Cristiano é servidor público do Tribunal Regional do Trabalho há mais de 10 anos e, no exercício de suas funções, foi vítima de crime contra a honra praticado por Rodrigo, um jurisdicionado. Nessa hipótese, é correto afirmar que
- A)a ação penal somente poderá ser ajuizada por Cristiano, mediante queixa-crime.
Errada: não é só o ofendido que pode agir, pois também há legitimidade do Ministério Público na hipótese de ofensa ligada ao exercício funcional.
- B)a ação penal privada somente poderá ser ajuizada pelo Ministério Público, uma vez que Cristiano é funcionário Público e estava no exercício de suas funções.
Errada: o Ministério Público não é o único legitimado, e a ação não é privada exclusiva por essa razão.
- C)a ação penal é pública e incondicionada.
Errada: crime contra a honra, em regra, não é ação pública incondicionada; aqui há a regra especial da Súmula 714 do STF.
- D)Cristiano não poderá apresentar queixa-crime.
Errada: Cristiano pode, sim, apresentar queixa-crime quando a ofensa decorre do exercício de suas funções.
- E)Cristiano, mediante queixa-crime, e o Ministério Público, mediante representação do ofendido, possuem legitimidade concorrente.

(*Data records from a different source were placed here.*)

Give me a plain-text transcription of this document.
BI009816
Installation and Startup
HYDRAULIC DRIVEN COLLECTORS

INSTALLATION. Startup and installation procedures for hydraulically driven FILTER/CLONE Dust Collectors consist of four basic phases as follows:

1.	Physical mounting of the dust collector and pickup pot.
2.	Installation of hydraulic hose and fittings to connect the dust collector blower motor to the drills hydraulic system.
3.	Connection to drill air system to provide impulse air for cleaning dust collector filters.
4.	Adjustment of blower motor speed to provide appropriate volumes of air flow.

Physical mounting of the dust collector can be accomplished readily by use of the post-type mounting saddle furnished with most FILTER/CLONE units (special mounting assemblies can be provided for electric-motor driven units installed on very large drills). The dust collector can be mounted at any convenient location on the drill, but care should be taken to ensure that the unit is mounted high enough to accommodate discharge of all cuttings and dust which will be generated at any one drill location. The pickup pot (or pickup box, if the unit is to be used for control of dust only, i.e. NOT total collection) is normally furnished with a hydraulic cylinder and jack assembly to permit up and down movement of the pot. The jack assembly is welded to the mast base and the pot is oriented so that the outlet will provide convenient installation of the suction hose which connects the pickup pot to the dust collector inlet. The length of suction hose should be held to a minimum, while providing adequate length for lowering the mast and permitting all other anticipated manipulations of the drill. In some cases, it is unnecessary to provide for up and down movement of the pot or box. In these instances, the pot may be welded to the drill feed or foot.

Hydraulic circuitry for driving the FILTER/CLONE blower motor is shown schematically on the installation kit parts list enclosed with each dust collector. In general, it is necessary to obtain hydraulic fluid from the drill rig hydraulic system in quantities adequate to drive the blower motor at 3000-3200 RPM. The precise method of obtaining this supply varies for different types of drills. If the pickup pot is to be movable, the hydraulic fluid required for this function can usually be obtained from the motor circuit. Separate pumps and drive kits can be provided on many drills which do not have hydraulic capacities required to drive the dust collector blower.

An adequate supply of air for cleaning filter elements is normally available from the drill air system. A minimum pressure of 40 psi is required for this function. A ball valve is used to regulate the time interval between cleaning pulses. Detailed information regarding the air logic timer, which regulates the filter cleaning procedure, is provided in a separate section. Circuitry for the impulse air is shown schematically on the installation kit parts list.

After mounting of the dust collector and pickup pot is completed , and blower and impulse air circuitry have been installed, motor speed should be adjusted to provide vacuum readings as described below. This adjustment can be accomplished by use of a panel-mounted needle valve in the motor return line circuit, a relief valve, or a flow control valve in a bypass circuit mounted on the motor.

Certa: a Súmula 714 do STF reconhece legitimidade concorrente do ofendido, por queixa, e do Ministério Público, mediante representação, quando o crime contra a honra recai sobre servidor público em razão da função.
Gabarito: E
Quando um servidor público é ofendido em crime contra a honra por causa do exercício da função, a regra muda um pouco. Nessa hipótese, a Constituição e a jurisprudência do STF permitem dupla via de persecução: o ofendido pode oferecer queixa-crime e o Ministério Público pode agir mediante representação, desde que a ofensa tenha relação com as funções exercidas. O ponto-chave aqui é esse nexo com o cargo. Não basta a pessoa ser servidora pública; a ofensa precisa estar ligada ao desempenho funcional. Por isso, o caso do Cristiano encaixa na hipótese especial de legitimidade concorrente, e não na regra geral dos crimes contra a honra. Esse entendimento está consolidado na Súmula 714 do STF: "É concorrente a legitimidade do ofendido, mediante queixa, e do Ministério Público, condicionada à representação do ofendido, para a ação penal por crime contra a honra de servidor público em razão do exercício de suas funções". Em resumo: sendo crime contra a honra praticado contra servidor público por causa do trabalho, você pode ter tanto a iniciativa do próprio ofendido quanto a atuação do MP, mas sempre respeitando a forma prevista em lei.